Honestly saying, i do not know. But what i see is we are allowed to
do individual mapping as much as physical memory we have. If i do not
miss something.

>
> We currently have a 32TB vmap space (on x86-64), so that's one limit.
> Should we restrict it further to avoid this ever wrapping past a 32-bit
> limit?
We can restrict vmap space to 1 << 32 pages in 64 bit systems, but then
probably all archs have to follow that rule and patched accordingly. Apart
of that i am not sure how KASAN calculates start point for its allocation,
i mean offset within VMALLOC_START - VMALLOC_END address space. The same
regarding kernel module mapping space(if built to allocate in vmalloc space).

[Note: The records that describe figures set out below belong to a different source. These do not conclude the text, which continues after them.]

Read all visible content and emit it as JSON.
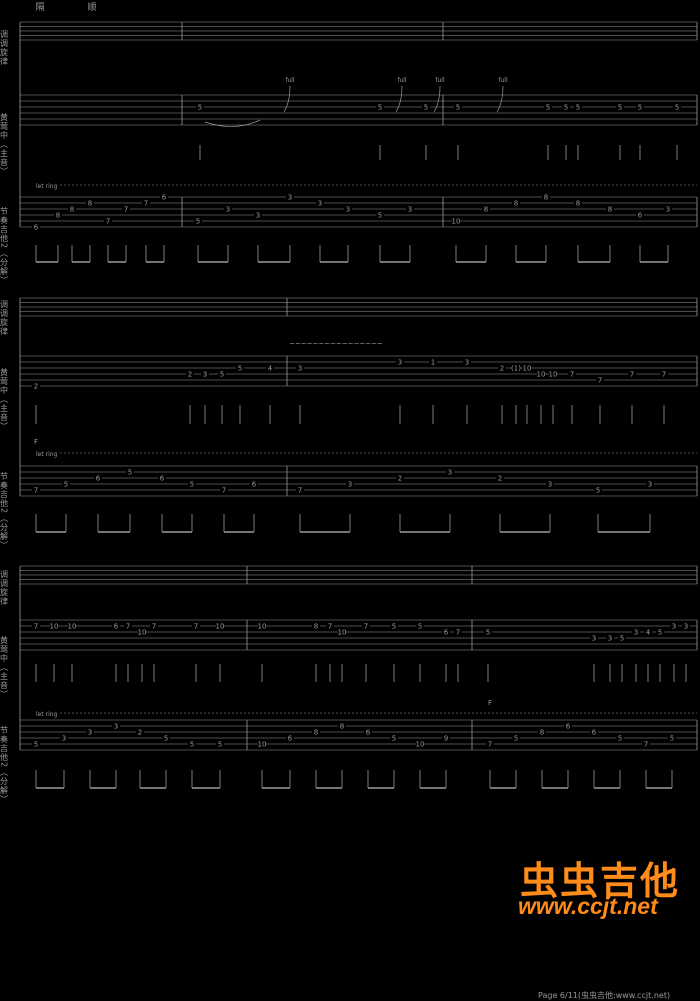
{
  "top_marks": [
    "隔",
    "顺"
  ],
  "track_labels": {
    "vocal": "调调旋律",
    "lead": "黄莺中（主音）",
    "acc": "节奏吉他2（分解）"
  },
  "let_ring": "let ring",
  "chord": "F",
  "bend": "full",
  "systems": [
    {
      "lead_notes": [
        [
          "5",
          200
        ],
        [
          "5",
          380
        ],
        [
          "5",
          426
        ],
        [
          "5",
          458
        ],
        [
          "5",
          548
        ],
        [
          "5",
          566
        ],
        [
          "5",
          578
        ],
        [
          "5",
          620
        ],
        [
          "5",
          640
        ],
        [
          "5",
          677
        ]
      ],
      "acc_notes": [
        [
          "6",
          36,
          5
        ],
        [
          "8",
          58,
          3
        ],
        [
          "8",
          72,
          2
        ],
        [
          "8",
          90,
          1
        ],
        [
          "7",
          108,
          4
        ],
        [
          "7",
          126,
          2
        ],
        [
          "7",
          146,
          1
        ],
        [
          "6",
          164,
          0
        ],
        [
          "5",
          198,
          4
        ],
        [
          "3",
          228,
          2
        ],
        [
          "3",
          258,
          3
        ],
        [
          "3",
          290,
          0
        ],
        [
          "3",
          320,
          1
        ],
        [
          "3",
          348,
          2
        ],
        [
          "5",
          380,
          3
        ],
        [
          "3",
          410,
          2
        ],
        [
          "10",
          456,
          4
        ],
        [
          "8",
          486,
          2
        ],
        [
          "8",
          516,
          1
        ],
        [
          "8",
          546,
          0
        ],
        [
          "8",
          578,
          1
        ],
        [
          "8",
          610,
          2
        ],
        [
          "6",
          640,
          3
        ],
        [
          "3",
          668,
          2
        ]
      ]
    },
    {
      "lead_notes": [
        [
          "2",
          36,
          5
        ],
        [
          "2",
          190,
          3
        ],
        [
          "3",
          205,
          3
        ],
        [
          "5",
          222,
          3
        ],
        [
          "5",
          240,
          2
        ],
        [
          "4",
          270,
          2
        ],
        [
          "3",
          300,
          2
        ],
        [
          "3",
          400,
          1
        ],
        [
          "1",
          433,
          1
        ],
        [
          "3",
          467,
          1
        ],
        [
          "2",
          502,
          2
        ],
        [
          "(1)",
          516,
          2
        ],
        [
          "10",
          527,
          2
        ],
        [
          "10",
          541,
          3
        ],
        [
          "10",
          553,
          3
        ],
        [
          "7",
          572,
          3
        ],
        [
          "7",
          600,
          4
        ],
        [
          "7",
          632,
          3
        ],
        [
          "7",
          664,
          3
        ]
      ],
      "acc_notes": [
        [
          "7",
          36,
          4
        ],
        [
          "5",
          66,
          3
        ],
        [
          "6",
          98,
          2
        ],
        [
          "5",
          130,
          1
        ],
        [
          "6",
          162,
          2
        ],
        [
          "5",
          192,
          3
        ],
        [
          "7",
          224,
          4
        ],
        [
          "6",
          254,
          3
        ],
        [
          "7",
          300,
          4
        ],
        [
          "3",
          350,
          3
        ],
        [
          "2",
          400,
          2
        ],
        [
          "3",
          450,
          1
        ],
        [
          "2",
          500,
          2
        ],
        [
          "3",
          550,
          3
        ],
        [
          "5",
          598,
          4
        ],
        [
          "3",
          650,
          3
        ]
      ]
    },
    {
      "lead_notes": [
        [
          "7",
          36,
          1
        ],
        [
          "10",
          54,
          1
        ],
        [
          "10",
          72,
          1
        ],
        [
          "6",
          116,
          1
        ],
        [
          "7",
          128,
          1
        ],
        [
          "10",
          142,
          2
        ],
        [
          "7",
          154,
          1
        ],
        [
          "7",
          196,
          1
        ],
        [
          "10",
          220,
          1
        ],
        [
          "10",
          262,
          1
        ],
        [
          "8",
          316,
          1
        ],
        [
          "7",
          330,
          1
        ],
        [
          "10",
          342,
          2
        ],
        [
          "7",
          366,
          1
        ],
        [
          "5",
          394,
          1
        ],
        [
          "5",
          420,
          1
        ],
        [
          "6",
          446,
          2
        ],
        [
          "7",
          458,
          2
        ],
        [
          "5",
          488,
          2
        ],
        [
          "3",
          594,
          3
        ],
        [
          "3",
          610,
          3
        ],
        [
          "5",
          622,
          3
        ],
        [
          "3",
          636,
          2
        ],
        [
          "4",
          648,
          2
        ],
        [
          "5",
          660,
          2
        ],
        [
          "3",
          674,
          1
        ],
        [
          "3",
          686,
          1
        ]
      ],
      "acc_notes": [
        [
          "5",
          36,
          4
        ],
        [
          "3",
          64,
          3
        ],
        [
          "3",
          90,
          2
        ],
        [
          "3",
          116,
          1
        ],
        [
          "2",
          140,
          2
        ],
        [
          "5",
          166,
          3
        ],
        [
          "5",
          192,
          4
        ],
        [
          "5",
          220,
          4
        ],
        [
          "10",
          262,
          4
        ],
        [
          "6",
          290,
          3
        ],
        [
          "8",
          316,
          2
        ],
        [
          "8",
          342,
          1
        ],
        [
          "6",
          368,
          2
        ],
        [
          "5",
          394,
          3
        ],
        [
          "10",
          420,
          4
        ],
        [
          "9",
          446,
          3
        ],
        [
          "7",
          490,
          4
        ],
        [
          "5",
          516,
          3
        ],
        [
          "8",
          542,
          2
        ],
        [
          "6",
          568,
          1
        ],
        [
          "6",
          594,
          2
        ],
        [
          "5",
          620,
          3
        ],
        [
          "7",
          646,
          4
        ],
        [
          "5",
          672,
          3
        ]
      ]
    }
  ],
  "watermark": {
    "cn": "虫虫吉他",
    "url": "www.ccjt.net"
  },
  "footer": "Page 6/11(虫虫吉他:www.ccjt.net)"
}
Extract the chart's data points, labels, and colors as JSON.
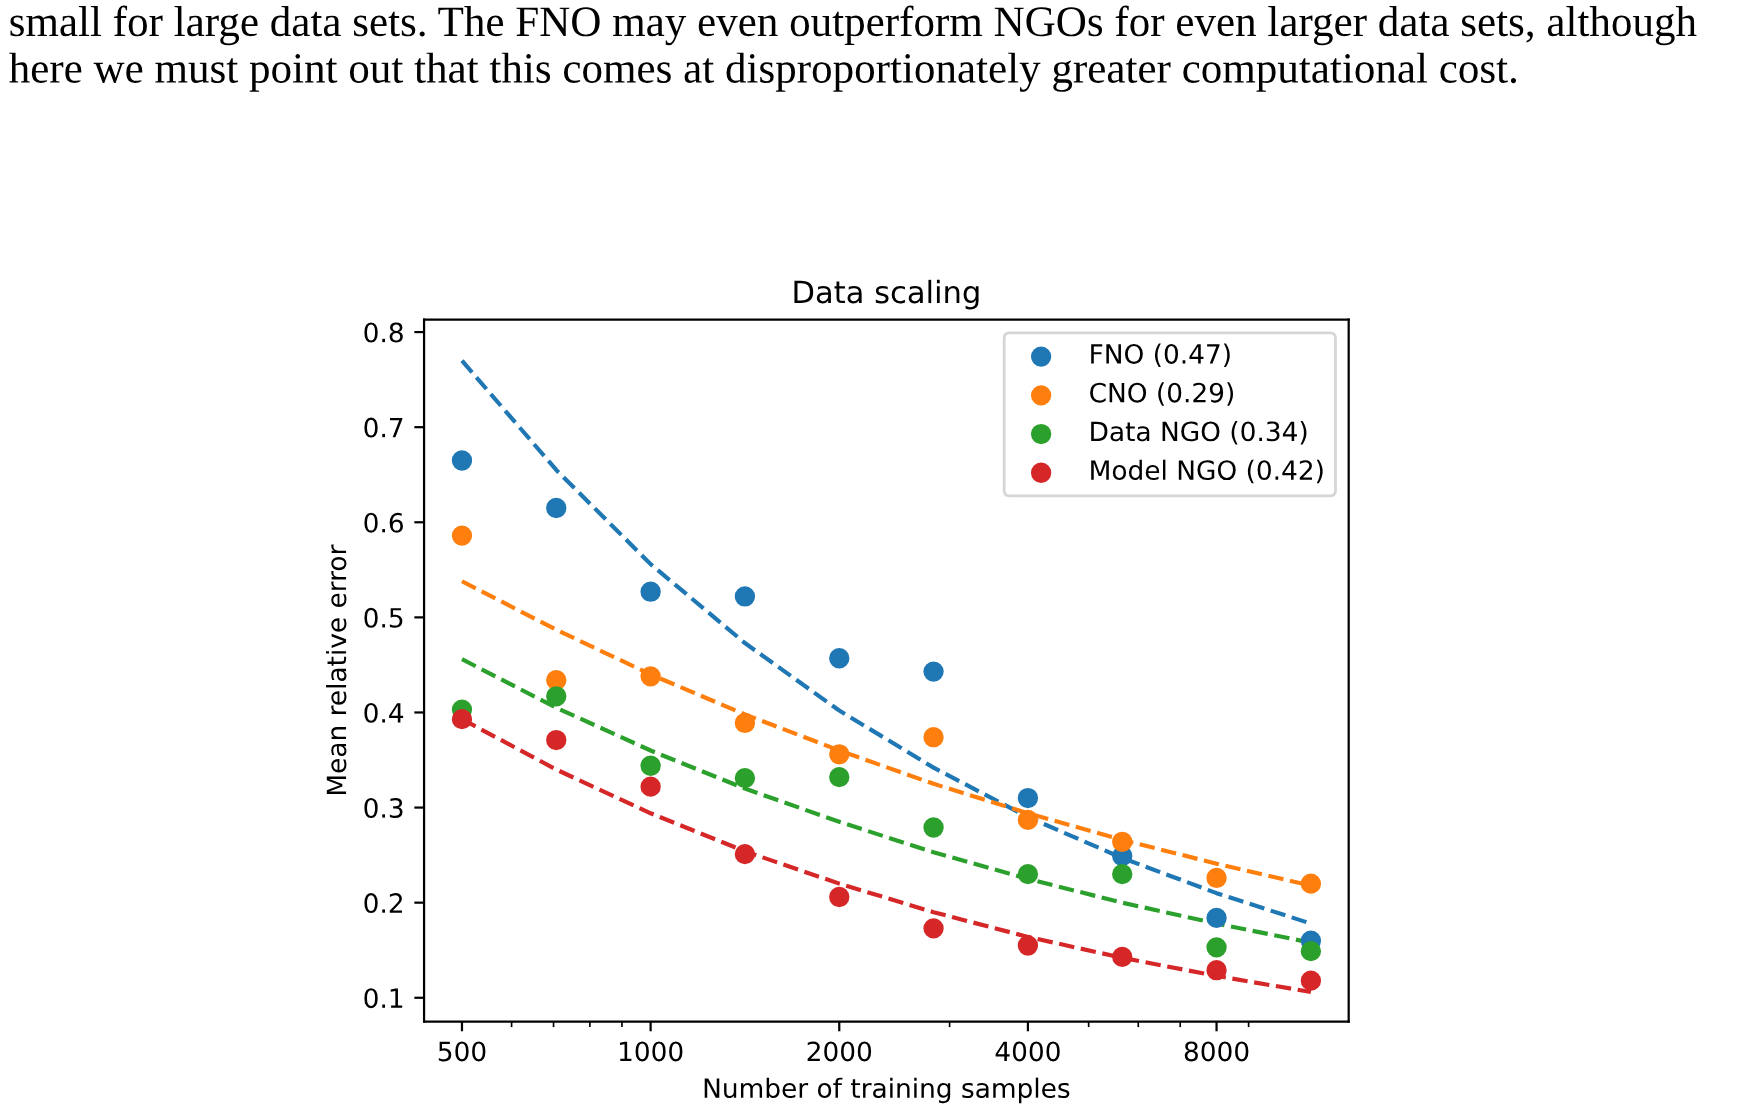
{
  "chart_data": {
    "type": "scatter",
    "title": "Data scaling",
    "xlabel": "Number of training samples",
    "ylabel": "Mean relative error",
    "annotations": [
      "small for large data sets. The FNO may even outperform NGOs for even larger data sets, although here we must point out that this comes at disproportionately greater computational cost."
    ],
    "log": "x",
    "xlim": [
      435,
      13000
    ],
    "xticks": [
      500,
      1000,
      2000,
      4000,
      8000
    ],
    "ylim": [
      0.075,
      0.813
    ],
    "yticks": [
      0.1,
      0.2,
      0.3,
      0.4,
      0.5,
      0.6,
      0.7,
      0.8
    ],
    "grid": false,
    "legend": "top right",
    "marker": "circle",
    "x": [
      500,
      707,
      1000,
      1414,
      2000,
      2828,
      4000,
      5657,
      8000,
      11314
    ],
    "series": [
      {
        "name": "FNO (0.47)",
        "color": "#1f77b4",
        "values": [
          0.665,
          0.615,
          0.527,
          0.522,
          0.457,
          0.443,
          0.31,
          0.249,
          0.184,
          0.16
        ]
      },
      {
        "name": "CNO (0.29)",
        "color": "#ff7f0e",
        "values": [
          0.586,
          0.434,
          0.438,
          0.389,
          0.356,
          0.374,
          0.287,
          0.264,
          0.226,
          0.22
        ]
      },
      {
        "name": "Data NGO (0.34)",
        "color": "#2ca02c",
        "values": [
          0.403,
          0.417,
          0.344,
          0.331,
          0.332,
          0.279,
          0.23,
          0.23,
          0.153,
          0.149
        ]
      },
      {
        "name": "Model NGO (0.42)",
        "color": "#d62728",
        "values": [
          0.393,
          0.371,
          0.322,
          0.251,
          0.206,
          0.173,
          0.155,
          0.143,
          0.129,
          0.118
        ]
      },
      {
        "type": "line",
        "line_style": "dashed",
        "marker": "none",
        "color": "#1f77b4",
        "x": [
          500,
          707,
          1000,
          1414,
          2000,
          2828,
          4000,
          5657,
          8000,
          11314
        ],
        "values": [
          0.77,
          0.655,
          0.556,
          0.473,
          0.402,
          0.342,
          0.29,
          0.247,
          0.21,
          0.178
        ]
      },
      {
        "type": "line",
        "line_style": "dashed",
        "marker": "none",
        "color": "#ff7f0e",
        "x": [
          500,
          707,
          1000,
          1414,
          2000,
          2828,
          4000,
          5657,
          8000,
          11314
        ],
        "values": [
          0.538,
          0.487,
          0.44,
          0.398,
          0.36,
          0.325,
          0.294,
          0.266,
          0.241,
          0.218
        ]
      },
      {
        "type": "line",
        "line_style": "dashed",
        "marker": "none",
        "color": "#2ca02c",
        "x": [
          500,
          707,
          1000,
          1414,
          2000,
          2828,
          4000,
          5657,
          8000,
          11314
        ],
        "values": [
          0.456,
          0.405,
          0.36,
          0.32,
          0.285,
          0.253,
          0.225,
          0.2,
          0.178,
          0.158
        ]
      },
      {
        "type": "line",
        "line_style": "dashed",
        "marker": "none",
        "color": "#d62728",
        "x": [
          500,
          707,
          1000,
          1414,
          2000,
          2828,
          4000,
          5657,
          8000,
          11314
        ],
        "values": [
          0.393,
          0.34,
          0.294,
          0.254,
          0.22,
          0.19,
          0.164,
          0.142,
          0.123,
          0.106
        ]
      }
    ]
  }
}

Also, since atomic_t is integer it can be negative, therefore we have to
use casting to "unsigned int" everywhere if deal with "vmap_lazy_nr".

Thank you.

--
Vlad Rezki
diff mbox series

Patch

diff --git a/mm/vmalloc.c b/mm/vmalloc.c
index abe83f885069..755b02983d8d 100644
--- a/mm/vmalloc.c
+++ b/mm/vmalloc.c
@@ -632,7 +632,7 @@  static unsigned long lazy_max_pages(void)
 	return log * (32UL * 1024 * 1024 / PAGE_SIZE);
 }
 
-static atomic_t vmap_lazy_nr = ATOMIC_INIT(0);
+static atomic_long_t vmap_lazy_nr = ATOMIC_LONG_INIT(0);
 
 /*
  * Serialize vmap purging.  There is no actual criticial section protected
@@ -650,7 +650,7 @@  static void purge_fragmented_blocks_allcpus(void);
  */
 void set_iounmap_nonlazy(void)
 {
-	atomic_set(&vmap_lazy_nr, lazy_max_pages()+1);
+	atomic_long_set(&vmap_lazy_nr, lazy_max_pages()+1);
 }
 
 /*
@@ -658,10 +658,10 @@  void set_iounmap_nonlazy(void)
  */
 static bool __purge_vmap_area_lazy(unsigned long start, unsigned long end)
 {
+	unsigned long resched_threshold;
 	struct llist_node *valist;
 	struct vmap_area *va;
 	struct vmap_area *n_va;
-	int resched_threshold;
 
 	lockdep_assert_held(&vmap_purge_lock);
 
@@ -681,16 +681,16 @@  static bool __purge_vmap_area_lazy(unsigned long start, unsigned long end)
 	}
 
 	flush_tlb_kernel_range(start, end);
-	resched_threshold = (int) lazy_max_pages() << 1;
+	resched_threshold = lazy_max_pages() << 1;
 
 	spin_lock(&vmap_area_lock);
 	llist_for_each_entry_safe(va, n_va, valist, purge_list) {
-		int nr = (va->va_end - va->va_start) >> PAGE_SHIFT;
+		unsigned long nr = (va->va_end - va->va_start) >> PAGE_SHIFT;
 
 		__free_vmap_area(va);
-		atomic_sub(nr, &vmap_lazy_nr);
+		atomic_long_sub(nr, &vmap_lazy_nr);
 
-		if (atomic_read(&vmap_lazy_nr) < resched_threshold)
+		if (atomic_long_read(&vmap_lazy_nr) < resched_threshold)
 			cond_resched_lock(&vmap_area_lock);
 	}
 	spin_unlock(&vmap_area_lock);
@@ -727,10 +727,10 @@  static void purge_vmap_area_lazy(void)
  */
 static void free_vmap_area_noflush(struct vmap_area *va)
 {
-	int nr_lazy;
+	unsigned long nr_lazy;
 
-	nr_lazy = atomic_add_return((va->va_end - va->va_start) >> PAGE_SHIFT,
-				    &vmap_lazy_nr);
+	nr_lazy = atomic_long_add_return((va->va_end - va->va_start) >>
+				PAGE_SHIFT, &vmap_lazy_nr);
 
 	/* After this point, we may free va at any time */
 	llist_add(&va->purge_list, &vmap_purge_list);